A landmark tax bill passed during the presidency of Donald Trump should be discarded rather than renewed as it nears its expiration date, says a fiscal study.
Published by the Washington-based Committee for a Responsible Federal Budget, the study contends that renewing Trump’s 2017 Tax Cuts and Jobs Act could cost the country $3.3 trillion over the course of the next decade.
That act, largely regarded as a signal legislative victory for the Trump administration, reduced tax rates for businesses and individuals and increased the standard deduction and family tax credits.
The bill has been regarded by many policy analysts as the most significant tax legislation since passage of the Tax Reform Act, which was signed into law by President Reagan in 1986.
But the Responsible Federal Budget study contends that if Congress is considering an extension of the Trump legislation, whose shelf life ends on the last day of 2025, it should carefully weigh what provisions of the bill will be extended, modified, or allowed to simply expire and become history.
The committee study says the most burdensome part of the Trump legislation comes with the reduced income rates, which could result in a loss of $2.6 trillion in revenue to the nation’s coffers in coming years.
That provision, along with several others in the original Trump bill, continues the study, would contribute to a significant worsening of the national debt.

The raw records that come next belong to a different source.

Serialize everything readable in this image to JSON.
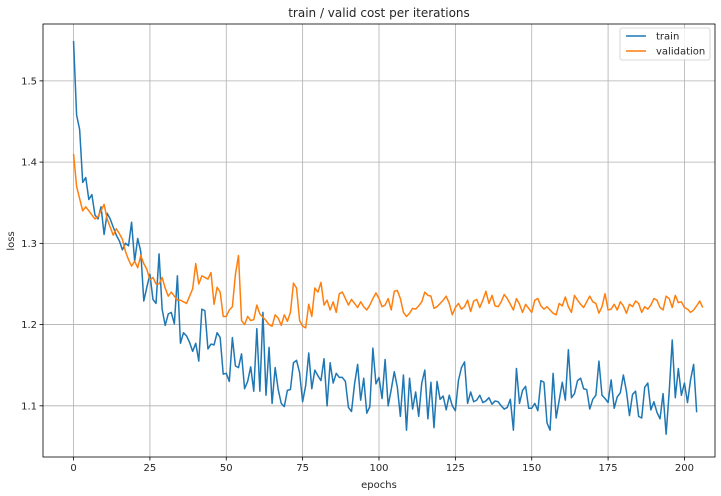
{
  "chart_data": {
    "type": "line",
    "title": "train / valid cost per iterations",
    "xlabel": "epochs",
    "ylabel": "loss",
    "xlim": [
      -10,
      210
    ],
    "ylim": [
      1.037,
      1.57
    ],
    "xticks": [
      0,
      25,
      50,
      75,
      100,
      125,
      150,
      175,
      200
    ],
    "xtick_labels": [
      "0",
      "25",
      "50",
      "75",
      "100",
      "125",
      "150",
      "175",
      "200"
    ],
    "yticks": [
      1.1,
      1.2,
      1.3,
      1.4,
      1.5
    ],
    "ytick_labels": [
      "1.1",
      "1.2",
      "1.3",
      "1.4",
      "1.5"
    ],
    "grid": true,
    "legend_position": "top-right",
    "series": [
      {
        "name": "train",
        "color": "#1f77b4",
        "x_start": 0,
        "x_step": 1,
        "values": [
          1.549,
          1.458,
          1.44,
          1.375,
          1.381,
          1.354,
          1.36,
          1.335,
          1.33,
          1.345,
          1.311,
          1.337,
          1.33,
          1.32,
          1.31,
          1.303,
          1.292,
          1.3,
          1.297,
          1.326,
          1.278,
          1.306,
          1.29,
          1.229,
          1.246,
          1.262,
          1.231,
          1.226,
          1.287,
          1.219,
          1.199,
          1.213,
          1.215,
          1.201,
          1.26,
          1.177,
          1.19,
          1.186,
          1.178,
          1.167,
          1.177,
          1.155,
          1.219,
          1.217,
          1.17,
          1.176,
          1.175,
          1.19,
          1.184,
          1.139,
          1.14,
          1.13,
          1.184,
          1.149,
          1.147,
          1.164,
          1.121,
          1.13,
          1.148,
          1.118,
          1.195,
          1.118,
          1.215,
          1.113,
          1.172,
          1.103,
          1.147,
          1.12,
          1.103,
          1.099,
          1.119,
          1.12,
          1.153,
          1.156,
          1.141,
          1.105,
          1.125,
          1.165,
          1.121,
          1.144,
          1.137,
          1.131,
          1.158,
          1.1,
          1.153,
          1.128,
          1.14,
          1.135,
          1.135,
          1.13,
          1.098,
          1.093,
          1.127,
          1.151,
          1.107,
          1.134,
          1.091,
          1.099,
          1.171,
          1.127,
          1.135,
          1.109,
          1.157,
          1.1,
          1.12,
          1.142,
          1.123,
          1.087,
          1.138,
          1.07,
          1.134,
          1.096,
          1.117,
          1.087,
          1.128,
          1.144,
          1.084,
          1.129,
          1.073,
          1.13,
          1.108,
          1.112,
          1.095,
          1.113,
          1.1,
          1.094,
          1.131,
          1.147,
          1.154,
          1.103,
          1.117,
          1.105,
          1.107,
          1.113,
          1.104,
          1.106,
          1.11,
          1.102,
          1.106,
          1.105,
          1.1,
          1.096,
          1.098,
          1.108,
          1.07,
          1.146,
          1.103,
          1.119,
          1.124,
          1.097,
          1.097,
          1.103,
          1.094,
          1.131,
          1.129,
          1.079,
          1.07,
          1.14,
          1.085,
          1.107,
          1.129,
          1.107,
          1.169,
          1.11,
          1.115,
          1.131,
          1.134,
          1.121,
          1.12,
          1.096,
          1.108,
          1.113,
          1.155,
          1.113,
          1.109,
          1.104,
          1.132,
          1.097,
          1.111,
          1.116,
          1.138,
          1.118,
          1.088,
          1.114,
          1.118,
          1.087,
          1.085,
          1.123,
          1.128,
          1.095,
          1.105,
          1.092,
          1.084,
          1.115,
          1.065,
          1.117,
          1.181,
          1.11,
          1.146,
          1.113,
          1.128,
          1.104,
          1.132,
          1.151,
          1.092
        ]
      },
      {
        "name": "validation",
        "color": "#ff7f0e",
        "x_start": 0,
        "x_step": 1,
        "values": [
          1.41,
          1.37,
          1.355,
          1.34,
          1.345,
          1.34,
          1.335,
          1.33,
          1.333,
          1.34,
          1.348,
          1.33,
          1.32,
          1.31,
          1.318,
          1.312,
          1.305,
          1.29,
          1.28,
          1.272,
          1.278,
          1.27,
          1.285,
          1.275,
          1.268,
          1.255,
          1.258,
          1.25,
          1.25,
          1.258,
          1.245,
          1.235,
          1.24,
          1.235,
          1.23,
          1.23,
          1.228,
          1.226,
          1.235,
          1.244,
          1.275,
          1.25,
          1.26,
          1.258,
          1.256,
          1.264,
          1.225,
          1.246,
          1.24,
          1.21,
          1.21,
          1.218,
          1.222,
          1.262,
          1.285,
          1.205,
          1.2,
          1.21,
          1.205,
          1.206,
          1.224,
          1.213,
          1.209,
          1.205,
          1.2,
          1.198,
          1.212,
          1.208,
          1.199,
          1.212,
          1.204,
          1.215,
          1.251,
          1.245,
          1.205,
          1.198,
          1.196,
          1.225,
          1.21,
          1.245,
          1.24,
          1.252,
          1.224,
          1.23,
          1.218,
          1.228,
          1.215,
          1.238,
          1.24,
          1.232,
          1.224,
          1.231,
          1.226,
          1.221,
          1.228,
          1.222,
          1.218,
          1.224,
          1.232,
          1.239,
          1.232,
          1.222,
          1.224,
          1.232,
          1.218,
          1.241,
          1.242,
          1.232,
          1.215,
          1.21,
          1.214,
          1.22,
          1.219,
          1.223,
          1.228,
          1.24,
          1.236,
          1.235,
          1.22,
          1.222,
          1.226,
          1.23,
          1.235,
          1.226,
          1.212,
          1.221,
          1.226,
          1.219,
          1.222,
          1.23,
          1.216,
          1.229,
          1.231,
          1.221,
          1.23,
          1.241,
          1.226,
          1.236,
          1.223,
          1.222,
          1.228,
          1.237,
          1.232,
          1.225,
          1.218,
          1.232,
          1.225,
          1.215,
          1.225,
          1.22,
          1.215,
          1.23,
          1.232,
          1.223,
          1.219,
          1.222,
          1.218,
          1.214,
          1.212,
          1.226,
          1.223,
          1.234,
          1.222,
          1.215,
          1.236,
          1.23,
          1.225,
          1.221,
          1.228,
          1.235,
          1.228,
          1.226,
          1.214,
          1.222,
          1.238,
          1.218,
          1.219,
          1.225,
          1.218,
          1.228,
          1.223,
          1.214,
          1.225,
          1.222,
          1.229,
          1.226,
          1.215,
          1.222,
          1.219,
          1.224,
          1.232,
          1.23,
          1.221,
          1.218,
          1.235,
          1.232,
          1.221,
          1.236,
          1.227,
          1.228,
          1.221,
          1.219,
          1.215,
          1.218,
          1.223,
          1.229,
          1.221
        ]
      }
    ]
  }
}
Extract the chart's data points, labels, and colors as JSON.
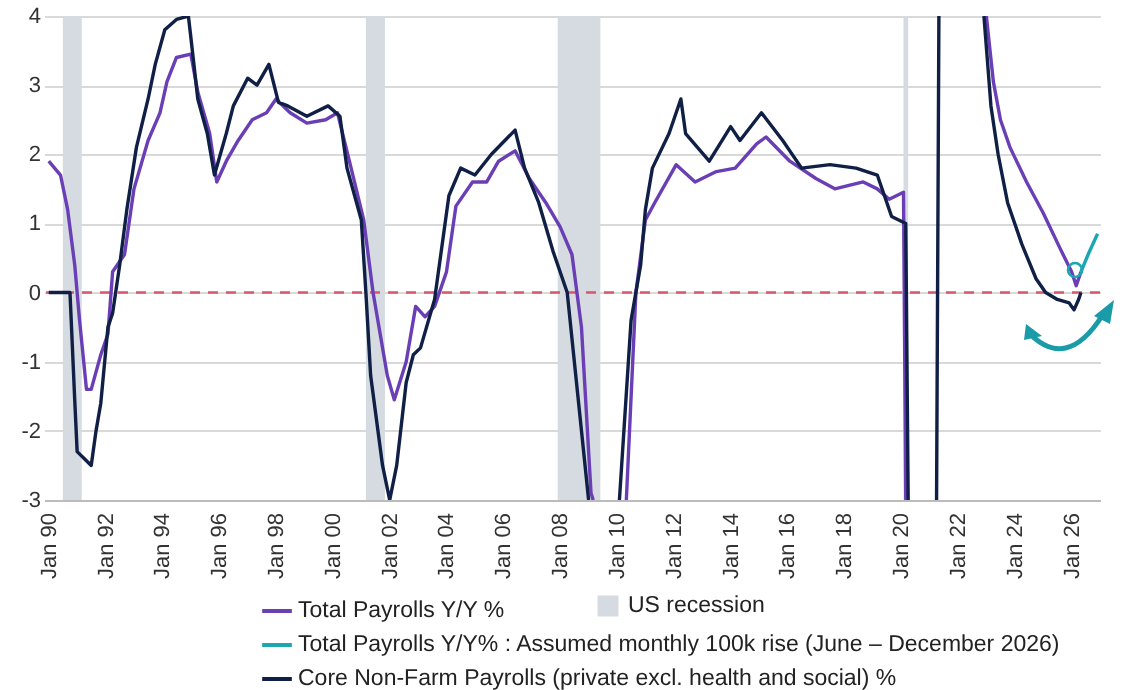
{
  "chart_data": {
    "type": "line",
    "xlim": [
      "1989-11",
      "2027-01"
    ],
    "xticks": [
      {
        "value": "1990-01",
        "label": "Jan 90"
      },
      {
        "value": "1992-01",
        "label": "Jan 92"
      },
      {
        "value": "1994-01",
        "label": "Jan 94"
      },
      {
        "value": "1996-01",
        "label": "Jan 96"
      },
      {
        "value": "1998-01",
        "label": "Jan 98"
      },
      {
        "value": "2000-01",
        "label": "Jan 00"
      },
      {
        "value": "2002-01",
        "label": "Jan 02"
      },
      {
        "value": "2004-01",
        "label": "Jan 04"
      },
      {
        "value": "2006-01",
        "label": "Jan 06"
      },
      {
        "value": "2008-01",
        "label": "Jan 08"
      },
      {
        "value": "2010-01",
        "label": "Jan 10"
      },
      {
        "value": "2012-01",
        "label": "Jan 12"
      },
      {
        "value": "2014-01",
        "label": "Jan 14"
      },
      {
        "value": "2016-01",
        "label": "Jan 16"
      },
      {
        "value": "2018-01",
        "label": "Jan 18"
      },
      {
        "value": "2020-01",
        "label": "Jan 20"
      },
      {
        "value": "2022-01",
        "label": "Jan 22"
      },
      {
        "value": "2024-01",
        "label": "Jan 24"
      },
      {
        "value": "2026-01",
        "label": "Jan 26"
      }
    ],
    "ylim": [
      -3,
      4
    ],
    "yticks": [
      -3,
      -2,
      -1,
      0,
      1,
      2,
      3,
      4
    ],
    "grid": "y",
    "legend": "bottom",
    "line_style": "solid",
    "bands": [
      {
        "axis": "x",
        "from": "1990-07",
        "to": "1991-03",
        "label": "US recession",
        "color": "#d5dbe0"
      },
      {
        "axis": "x",
        "from": "2001-03",
        "to": "2001-11",
        "color": "#d5dbe0"
      },
      {
        "axis": "x",
        "from": "2007-12",
        "to": "2009-06",
        "color": "#d5dbe0"
      },
      {
        "axis": "x",
        "from": "2020-02",
        "to": "2020-04",
        "color": "#d5dbe0"
      }
    ],
    "ref_lines": [
      {
        "axis": "y",
        "value": 0,
        "color": "#d9566c",
        "line_style": "dashed"
      }
    ],
    "series": [
      {
        "name": "Total Payrolls Y/Y %",
        "color": "#6a3fb5",
        "x": [
          "1990-01",
          "1990-06",
          "1990-09",
          "1990-12",
          "1991-02",
          "1991-05",
          "1991-07",
          "1991-11",
          "1992-02",
          "1992-04",
          "1992-09",
          "1993-01",
          "1993-07",
          "1993-12",
          "1994-03",
          "1994-07",
          "1995-01",
          "1995-04",
          "1995-09",
          "1995-12",
          "1996-04",
          "1996-09",
          "1997-03",
          "1997-09",
          "1998-01",
          "1998-07",
          "1999-02",
          "1999-10",
          "2000-03",
          "2000-08",
          "2001-02",
          "2001-06",
          "2001-12",
          "2002-03",
          "2002-08",
          "2002-12",
          "2003-04",
          "2003-08",
          "2004-01",
          "2004-05",
          "2004-12",
          "2005-06",
          "2005-11",
          "2006-06",
          "2006-12",
          "2007-07",
          "2008-01",
          "2008-06",
          "2008-10",
          "2009-02",
          "2009-03",
          "2009-10",
          "2010-05",
          "2010-09",
          "2011-01",
          "2011-05",
          "2012-02",
          "2012-10",
          "2013-07",
          "2014-03",
          "2014-12",
          "2015-04",
          "2016-02",
          "2017-01",
          "2017-09",
          "2018-09",
          "2019-03",
          "2019-08",
          "2020-02",
          "2020-03",
          "2021-06",
          "2023-01",
          "2023-04",
          "2023-07",
          "2023-11",
          "2024-06",
          "2025-01",
          "2025-08",
          "2026-01",
          "2026-03",
          "2026-05"
        ],
        "values": [
          1.9,
          1.7,
          1.2,
          0.4,
          -0.4,
          -1.4,
          -1.4,
          -0.9,
          -0.6,
          0.3,
          0.55,
          1.5,
          2.2,
          2.6,
          3.05,
          3.4,
          3.45,
          2.9,
          2.3,
          1.6,
          1.9,
          2.2,
          2.5,
          2.6,
          2.8,
          2.6,
          2.45,
          2.5,
          2.6,
          1.9,
          1.05,
          0,
          -1.2,
          -1.55,
          -1.0,
          -0.2,
          -0.35,
          -0.2,
          0.3,
          1.25,
          1.6,
          1.6,
          1.9,
          2.05,
          1.65,
          1.3,
          0.95,
          0.55,
          -0.5,
          -2.9,
          -3,
          null,
          -3,
          0,
          1.05,
          1.3,
          1.85,
          1.6,
          1.75,
          1.8,
          2.15,
          2.25,
          1.9,
          1.65,
          1.5,
          1.6,
          1.5,
          1.35,
          1.45,
          -3,
          null,
          4,
          3.05,
          2.5,
          2.1,
          1.6,
          1.15,
          0.65,
          0.3,
          0.1,
          0.3
        ]
      },
      {
        "name": "Total Payrolls Y/Y% : Assumed monthly 100k rise (June – December 2026)",
        "color": "#1aa7b0",
        "x": [
          "2026-05",
          "2026-08",
          "2026-12"
        ],
        "values": [
          0.3,
          0.55,
          0.85
        ]
      },
      {
        "name": "Core Non-Farm Payrolls (private excl. health and social) %",
        "color": "#0f1f45",
        "x": [
          "1990-01",
          "1990-10",
          "1990-12",
          "1991-01",
          "1991-04",
          "1991-07",
          "1991-09",
          "1991-11",
          "1992-02",
          "1992-04",
          "1992-07",
          "1992-10",
          "1993-02",
          "1993-07",
          "1993-10",
          "1994-02",
          "1994-07",
          "1994-12",
          "1995-01",
          "1995-04",
          "1995-08",
          "1995-11",
          "1996-04",
          "1996-07",
          "1997-01",
          "1997-05",
          "1997-10",
          "1998-02",
          "1998-06",
          "1999-02",
          "1999-11",
          "2000-04",
          "2000-07",
          "2001-01",
          "2001-03",
          "2001-05",
          "2001-10",
          "2002-01",
          "2002-04",
          "2002-08",
          "2002-11",
          "2003-02",
          "2003-08",
          "2004-02",
          "2004-07",
          "2005-01",
          "2005-08",
          "2006-06",
          "2006-10",
          "2007-04",
          "2007-10",
          "2008-04",
          "2009-01",
          "2009-07",
          "2010-02",
          "2010-07",
          "2010-11",
          "2011-01",
          "2011-04",
          "2011-11",
          "2012-04",
          "2012-06",
          "2013-04",
          "2014-01",
          "2014-05",
          "2015-02",
          "2015-11",
          "2016-07",
          "2017-07",
          "2018-06",
          "2019-03",
          "2019-09",
          "2020-03",
          "2020-04",
          "2020-10",
          "2021-04",
          "2021-05",
          "2022-03",
          "2022-12",
          "2023-03",
          "2023-06",
          "2023-10",
          "2024-04",
          "2024-10",
          "2025-02",
          "2025-07",
          "2025-12",
          "2026-02",
          "2026-04",
          "2026-05"
        ],
        "values": [
          0,
          0,
          -1.55,
          -2.3,
          -2.4,
          -2.5,
          -2.0,
          -1.6,
          -0.5,
          -0.3,
          0.4,
          1.2,
          2.1,
          2.8,
          3.3,
          3.8,
          3.95,
          4.0,
          3.7,
          2.8,
          2.3,
          1.7,
          2.3,
          2.7,
          3.1,
          3.0,
          3.3,
          2.75,
          2.7,
          2.55,
          2.7,
          2.55,
          1.8,
          1.05,
          0,
          -1.2,
          -2.5,
          -3.0,
          -2.5,
          -1.3,
          -0.9,
          -0.8,
          -0.1,
          1.4,
          1.8,
          1.7,
          2.0,
          2.35,
          1.8,
          1.3,
          0.6,
          0,
          -3,
          null,
          -3,
          -0.4,
          0.4,
          1.2,
          1.8,
          2.3,
          2.8,
          2.3,
          1.9,
          2.4,
          2.2,
          2.6,
          2.2,
          1.8,
          1.85,
          1.8,
          1.7,
          1.1,
          1.0,
          -3,
          null,
          -3,
          4,
          null,
          4,
          2.7,
          2.0,
          1.3,
          0.7,
          0.2,
          0,
          -0.1,
          -0.15,
          -0.25,
          -0.1,
          0
        ]
      }
    ]
  }
}
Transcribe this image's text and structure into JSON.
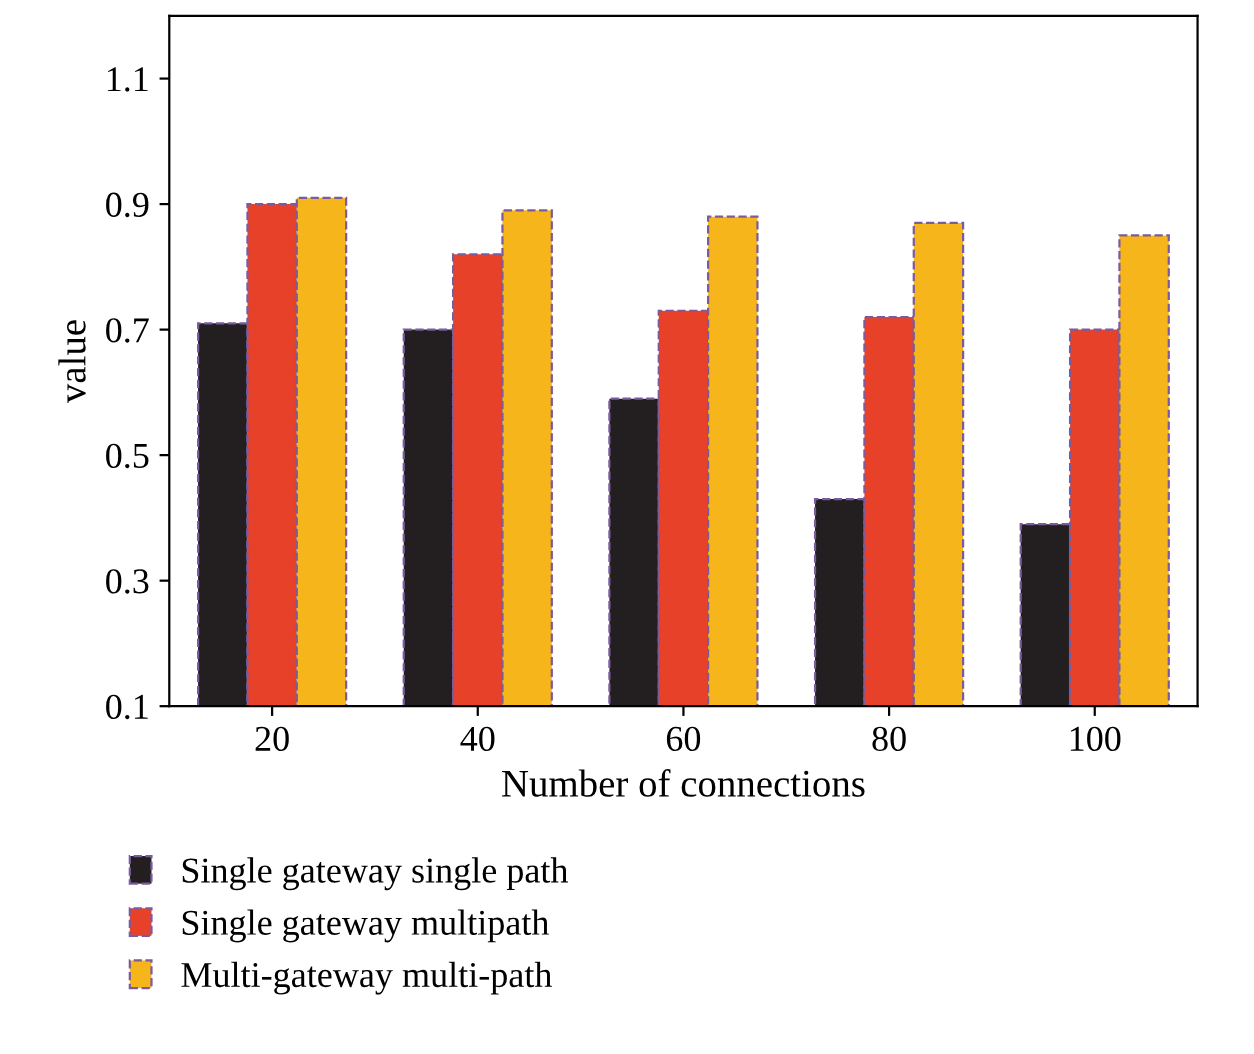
{
  "chart_data": {
    "type": "bar",
    "xlabel": "Number of connections",
    "ylabel": "value",
    "categories": [
      "20",
      "40",
      "60",
      "80",
      "100"
    ],
    "series": [
      {
        "name": "Single gateway single path",
        "color": "#231f20",
        "values": [
          0.71,
          0.7,
          0.59,
          0.43,
          0.39
        ]
      },
      {
        "name": "Single gateway multipath",
        "color": "#e8412a",
        "values": [
          0.9,
          0.82,
          0.73,
          0.72,
          0.7
        ]
      },
      {
        "name": "Multi-gateway multi-path",
        "color": "#f7b51c",
        "values": [
          0.91,
          0.89,
          0.88,
          0.87,
          0.85
        ]
      }
    ],
    "ylim": [
      0.1,
      1.2
    ],
    "yticks": [
      0.1,
      0.3,
      0.5,
      0.7,
      0.9,
      1.1
    ],
    "grid": false,
    "legend": "bottom"
  }
}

For that reason, lawmakers “should view 2025 as an opportunity to re-evaluate what worked and what did not,” with the Trump bill.
In so doing, contends the study, members of Congress should not extend any part of the Tax Cuts and Jobs Act “without enough offsets to ensure they reduce, or at least don’t add to, the national debt.”
Moves to extend the Trump legislation are regarded as certain during the next two years, but will almost be significantly impacted by which party takes control of Congress after the 2024 election.